Soweit die Inhaberin der angegriffenen Marke unterschiedliche Begriffsgehalte der Vergleichsmarken geltend macht, können zwar Übereinstimmungen im Wort oder Klangbild von Marken durch deren abweichenden Begriffsgehalt so reduziert werden, dass eine Verwechslungsgefahr zu verneinen ist. Unabdingbare Voraussetzung für eine derartige Reduzierung der Verwechslungsgefahr ist aber, dass dieser Sinngehalt vom Verkehr auch bei flüchtiger Wahrnehmung sofort erfasst wird und sein Verständnis keinen weiteren Denkvorgang erfordert. Bei hochgradigen klanglichen Übereinstimmungen kommt ein Ausschluss der Verwechslungsgefahr durch einen abweichenden Sinngehalt nicht in Betracht.

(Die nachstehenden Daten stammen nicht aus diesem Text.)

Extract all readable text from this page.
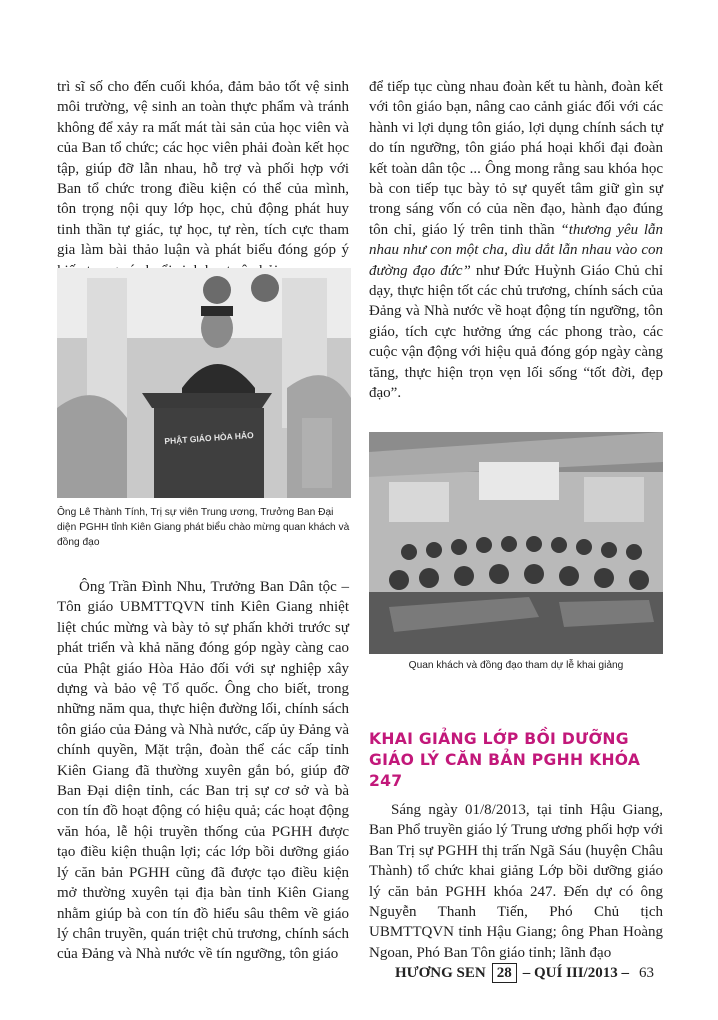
trì sĩ số cho đến cuối khóa, đảm bảo tốt vệ sinh môi trường, vệ sinh an toàn thực phẩm và tránh không để xảy ra mất mát tài sản của học viên và của Ban tổ chức; các học viên phải đoàn kết học tập, giúp đỡ lẫn nhau, hỗ trợ và phối hợp với Ban tổ chức trong điều kiện có thể của mình, tôn trọng nội quy lớp học, chủ động phát huy tinh thần tự giác, tự học, tự rèn, tích cực tham gia làm bài thảo luận và phát biểu đóng góp ý

PHẬT GIÁO HÒA HẢO

Ông Lê Thành Tính, Trị sự viên Trung ương, Trưởng Ban Đại diện PGHH tỉnh Kiên Giang phát biểu chào mừng quan khách và đồng đạo

Ông Trần Đình Nhu, Trưởng Ban Dân tộc – Tôn giáo UBMTTQVN tỉnh Kiên Giang nhiệt liệt chúc mừng và bày tỏ sự phấn khởi trước sự phát triển và khả năng đóng góp ngày càng cao của Phật giáo Hòa Hảo đối với sự nghiệp xây dựng và bảo vệ Tổ quốc. Ông cho biết, trong những năm qua, thực hiện đường lối, chính sách tôn giáo của Đảng và Nhà nước, cấp ủy Đảng và chính quyền, Mặt trận, đoàn thể các cấp tỉnh Kiên Giang đã thường xuyên gắn bó, giúp đỡ Ban Đại diện tỉnh, các Ban trị sự cơ sở và bà con tín đồ hoạt động có hiệu quả; các hoạt động văn hóa, lễ hội truyền thống của PGHH được tạo điều kiện thuận lợi; các lớp bồi dưỡng giáo lý căn bản PGHH cũng đã được tạo điều kiện mở thường xuyên tại địa bàn tỉnh Kiên Giang nhằm giúp bà con tín đồ hiểu sâu thêm về giáo lý chân truyền, quán triệt chủ trương, chính sách của Đảng và Nhà nước về tín ngưỡng, tôn giáo

để tiếp tục cùng nhau đoàn kết tu hành, đoàn kết với tôn giáo bạn, nâng cao cảnh giác đối với các hành vi lợi dụng tôn giáo, lợi dụng chính sách tự do tín ngưỡng, tôn giáo phá hoại khối đại đoàn kết toàn dân tộc ... Ông mong rằng sau khóa học bà con tiếp tục bày tỏ sự quyết tâm giữ gìn sự trong sáng vốn có của nền đạo, hành đạo đúng tôn chỉ, giáo lý trên tinh thần “thương yêu lẫn nhau như con một cha, dìu dắt lẫn nhau vào con đường đạo đức” như Đức Huỳnh Giáo Chủ chỉ dạy, thực hiện tốt các chủ trương, chính sách của Đảng và Nhà nước về hoạt động tín ngưỡng, tôn giáo, tích cực hưởng ứng các phong trào, các cuộc vận động với hiệu quả đóng góp ngày càng tăng, thực hiện trọn vẹn lối sống “tốt đời, đẹp đạo”.

Quan khách và đồng đạo tham dự lễ khai giảng

KHAI GIẢNG LỚP BỒI DƯỠNG GIÁO LÝ CĂN BẢN PGHH KHÓA 247

Sáng ngày 01/8/2013, tại tỉnh Hậu Giang, Ban Phổ truyền giáo lý Trung ương phối hợp với Ban Trị sự PGHH thị trấn Ngã Sáu (huyện Châu Thành) tổ chức khai giảng Lớp bồi dưỡng giáo lý căn bản PGHH khóa 247. Đến dự có ông Nguyễn Thanh Tiến, Phó Chủ tịch UBMTTQVN tỉnh Hậu Giang; ông Phan Hoàng Ngoan, Phó Ban Tôn giáo tỉnh; lãnh đạo

HƯƠNG SEN 28 – QUÍ III/2013 – 63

Denn auch Abnehmern, denen die Bedeutung des einen oder anderen Markenwortes ohne weiteres geläufig ist, nützt die begriffliche Abgrenzung nichts, wenn sie sich wegen der großen Klangähnlichkeit - wie sie hier vorliegt - verhören, weil ihnen dann entweder der Sinngehalt überhaupt nicht oder aber der falsche Begriff zum Bewusstsein kommt (vgl. Ströbele/Hacker, a. a. O., § 9 Rn. 259, 261, 264 m. w. N.).
Es besteht angesichts der genannten Übereinstimmungen der Vergleichsmarken damit in klanglicher Hinsicht Verwechslungsgefahr, was - wie oben ausgeführt - bereits für eine Löschung der angegriffenen Marke ausreicht (vgl. BGH GRUR 2008, 714, 717 Nr. 37 - idw).
Der angefochtene Beschluss konnte daher keinen Bestand haben.
2. Hinsichtlich der Kosten des Beschwerdeverfahrens verbleibt es bei der gesetzlichen Regelung des § 71 Abs. 1 Satz 2 MarkenG, da Billigkeitsgründe für die Auferlegung der Kosten auf einen Beteiligten weder vorgetragen wurden noch ersichtlich sind.